Determination of RNA binding activity carried by the interdomain segments of yeast eIF4G2. A, Northwestern blot experiment. Recombinant eIF4G2 (lanes 4–8) or control (lanes 1–3) proteins indicated across the top are immobilized on a nitrocellulose membrane after SDS-PAGE and incubated with ³²P-β-globin mRNA, as described (27). After washing, the autoradiography was taken with a PhosphorImager (bottom panels). As a control, the same amount of proteins used in this experiment was subjected for SDS-PAGE and stained with Coomassie Blue (top gels). Arrowheads indicate the expected location of the full-length products.
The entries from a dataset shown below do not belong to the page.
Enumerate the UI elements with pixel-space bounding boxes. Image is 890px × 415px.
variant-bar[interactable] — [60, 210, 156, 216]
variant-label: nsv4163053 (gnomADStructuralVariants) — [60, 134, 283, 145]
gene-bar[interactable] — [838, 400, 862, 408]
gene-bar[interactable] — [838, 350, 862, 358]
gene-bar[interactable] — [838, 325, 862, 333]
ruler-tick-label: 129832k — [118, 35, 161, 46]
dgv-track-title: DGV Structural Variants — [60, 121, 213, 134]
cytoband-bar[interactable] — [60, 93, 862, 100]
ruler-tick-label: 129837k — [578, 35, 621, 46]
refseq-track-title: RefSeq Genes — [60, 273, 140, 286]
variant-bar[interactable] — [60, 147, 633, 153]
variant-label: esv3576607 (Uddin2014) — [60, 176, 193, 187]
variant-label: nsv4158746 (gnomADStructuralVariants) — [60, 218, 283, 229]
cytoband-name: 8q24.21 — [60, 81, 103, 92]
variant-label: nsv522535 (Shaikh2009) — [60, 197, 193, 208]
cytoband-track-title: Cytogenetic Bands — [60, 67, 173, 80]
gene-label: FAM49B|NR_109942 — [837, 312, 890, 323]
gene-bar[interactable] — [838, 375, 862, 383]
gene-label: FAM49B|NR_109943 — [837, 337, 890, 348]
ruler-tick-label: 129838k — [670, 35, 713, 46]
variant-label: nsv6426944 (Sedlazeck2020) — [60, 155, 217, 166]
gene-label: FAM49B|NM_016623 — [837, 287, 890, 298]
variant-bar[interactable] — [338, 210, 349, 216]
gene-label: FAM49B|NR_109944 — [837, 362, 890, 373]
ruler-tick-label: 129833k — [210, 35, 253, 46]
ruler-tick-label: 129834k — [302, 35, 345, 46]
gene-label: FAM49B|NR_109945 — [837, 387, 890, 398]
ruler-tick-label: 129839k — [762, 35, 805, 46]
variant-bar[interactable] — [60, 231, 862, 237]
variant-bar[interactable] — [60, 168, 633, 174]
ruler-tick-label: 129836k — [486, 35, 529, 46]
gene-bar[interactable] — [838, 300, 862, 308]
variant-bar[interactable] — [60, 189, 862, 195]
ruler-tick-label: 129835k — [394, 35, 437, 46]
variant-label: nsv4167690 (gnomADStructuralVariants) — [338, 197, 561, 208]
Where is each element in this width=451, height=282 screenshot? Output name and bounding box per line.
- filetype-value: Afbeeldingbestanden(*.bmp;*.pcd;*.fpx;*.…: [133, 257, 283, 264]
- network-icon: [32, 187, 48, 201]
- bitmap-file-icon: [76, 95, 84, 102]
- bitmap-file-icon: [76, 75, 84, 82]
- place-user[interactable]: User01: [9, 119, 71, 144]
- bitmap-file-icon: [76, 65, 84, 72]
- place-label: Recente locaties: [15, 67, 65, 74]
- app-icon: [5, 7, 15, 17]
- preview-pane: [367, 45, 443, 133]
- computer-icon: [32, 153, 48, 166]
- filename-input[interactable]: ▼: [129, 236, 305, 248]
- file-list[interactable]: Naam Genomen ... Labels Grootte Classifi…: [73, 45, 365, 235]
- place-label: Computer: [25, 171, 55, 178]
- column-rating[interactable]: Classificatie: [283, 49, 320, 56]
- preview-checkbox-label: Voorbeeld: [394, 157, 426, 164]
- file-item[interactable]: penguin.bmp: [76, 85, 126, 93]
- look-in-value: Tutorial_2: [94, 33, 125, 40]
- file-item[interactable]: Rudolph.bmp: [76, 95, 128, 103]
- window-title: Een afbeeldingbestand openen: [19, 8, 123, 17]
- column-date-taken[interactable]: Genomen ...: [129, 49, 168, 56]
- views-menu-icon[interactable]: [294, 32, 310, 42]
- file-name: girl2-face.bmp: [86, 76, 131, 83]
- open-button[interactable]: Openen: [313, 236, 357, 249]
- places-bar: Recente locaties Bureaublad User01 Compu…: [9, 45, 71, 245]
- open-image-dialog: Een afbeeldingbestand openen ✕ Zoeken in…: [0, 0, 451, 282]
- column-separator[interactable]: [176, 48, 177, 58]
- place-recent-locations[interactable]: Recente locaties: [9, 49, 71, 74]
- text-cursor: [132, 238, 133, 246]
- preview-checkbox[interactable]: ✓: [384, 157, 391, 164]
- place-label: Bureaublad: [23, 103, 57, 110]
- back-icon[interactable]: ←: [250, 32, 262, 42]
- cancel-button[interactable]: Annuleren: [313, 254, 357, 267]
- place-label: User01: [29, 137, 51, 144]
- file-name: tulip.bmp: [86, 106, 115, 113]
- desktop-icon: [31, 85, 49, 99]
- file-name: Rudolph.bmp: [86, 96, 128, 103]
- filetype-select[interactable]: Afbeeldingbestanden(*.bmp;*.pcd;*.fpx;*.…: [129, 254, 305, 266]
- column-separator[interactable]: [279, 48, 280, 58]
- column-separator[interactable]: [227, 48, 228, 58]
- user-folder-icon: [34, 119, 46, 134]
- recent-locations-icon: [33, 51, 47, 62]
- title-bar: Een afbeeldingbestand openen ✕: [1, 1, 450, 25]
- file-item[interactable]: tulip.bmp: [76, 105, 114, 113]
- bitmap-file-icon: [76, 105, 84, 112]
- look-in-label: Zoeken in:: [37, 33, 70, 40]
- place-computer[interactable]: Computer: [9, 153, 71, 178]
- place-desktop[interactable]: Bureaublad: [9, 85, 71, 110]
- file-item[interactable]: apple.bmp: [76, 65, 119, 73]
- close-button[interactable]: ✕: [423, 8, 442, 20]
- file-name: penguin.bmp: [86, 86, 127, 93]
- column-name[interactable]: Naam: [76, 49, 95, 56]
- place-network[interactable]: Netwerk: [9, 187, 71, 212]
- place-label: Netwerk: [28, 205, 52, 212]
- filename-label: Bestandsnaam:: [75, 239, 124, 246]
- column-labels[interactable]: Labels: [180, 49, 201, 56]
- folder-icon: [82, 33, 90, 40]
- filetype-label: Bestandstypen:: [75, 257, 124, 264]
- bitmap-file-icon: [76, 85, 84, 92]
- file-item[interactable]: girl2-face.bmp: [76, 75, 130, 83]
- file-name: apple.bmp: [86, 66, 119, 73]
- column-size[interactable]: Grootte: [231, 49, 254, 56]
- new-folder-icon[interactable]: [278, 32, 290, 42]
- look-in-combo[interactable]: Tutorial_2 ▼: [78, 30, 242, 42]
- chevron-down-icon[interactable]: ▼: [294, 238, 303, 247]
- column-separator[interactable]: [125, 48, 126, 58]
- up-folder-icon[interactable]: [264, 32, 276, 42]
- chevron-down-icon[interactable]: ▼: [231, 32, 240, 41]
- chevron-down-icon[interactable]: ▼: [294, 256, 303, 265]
The asterisk indicates the RNA-binding activity of a proteolytically cleaved product, derived from GST-GB-eIF4G2_439–914 or GST-GB-eIF4G2_439–846. M, size standards. eIF4G2 proteins used here are described in Fig. 2A and were derived from pGEX-4G2 plasmids in Table 1. heIF3d-NTD and yeIF2β-NTD, which are fused to GST, were expressed from pGEX-p66ΔE (28) and pKA883,⁴ respectively. B, GST-eIF4G2 proteins or GST alone indicated at the top were allowed to bind ³²P-β-globin mRNA (∼20,000 cpm) and the percentage of the RNA co-precipitated by a glutathione resin (average from three independent experiments) was determined by scintillation counting and presented with bars indicating S.D.

FIGURE 8.

Model depicting the roles of eIF4G HEAT domain 1 (4G H1) and eIF4A in scanning and AUG selection. The scanning starts with the 40 S subunit (gray oval) bound to the mRNA (thick line) near the 5′-cap (gray circle) (a) and continues as the mRNA migrates over the path on the 40 S subunit (b). The model hypothesizes that a secondary structure develops as mRNA migrates over the path and thereby prevents correct matching of tRNA_i^Met (plug) anticodon to start codon (boxed and labeled AUG) (c). eIF4A resolves the structure and promotes AUG recognition (d). In addition to eIF4A, RNA binding to eIF4G HEAT1 and/or its surrounding peptides (shown by thick gray line with asterisk indicating the RNA-binding site) prevents mRNA refolding, thereby promoting scanning and AUG recognition. The orientation of eIF4G HEAT1 relative to the 40 S is based on the speculative model proposed recently (4). eIF4G HEAT1 binding to eIF1 (circle labeled 1) located near the E-site (9, 43) is proposed to contribute to maintaining a scanning-competent conformation (18). The box describes the 40 S subunit structure with A-, P-, and E-site and the orientation of bound mRNA.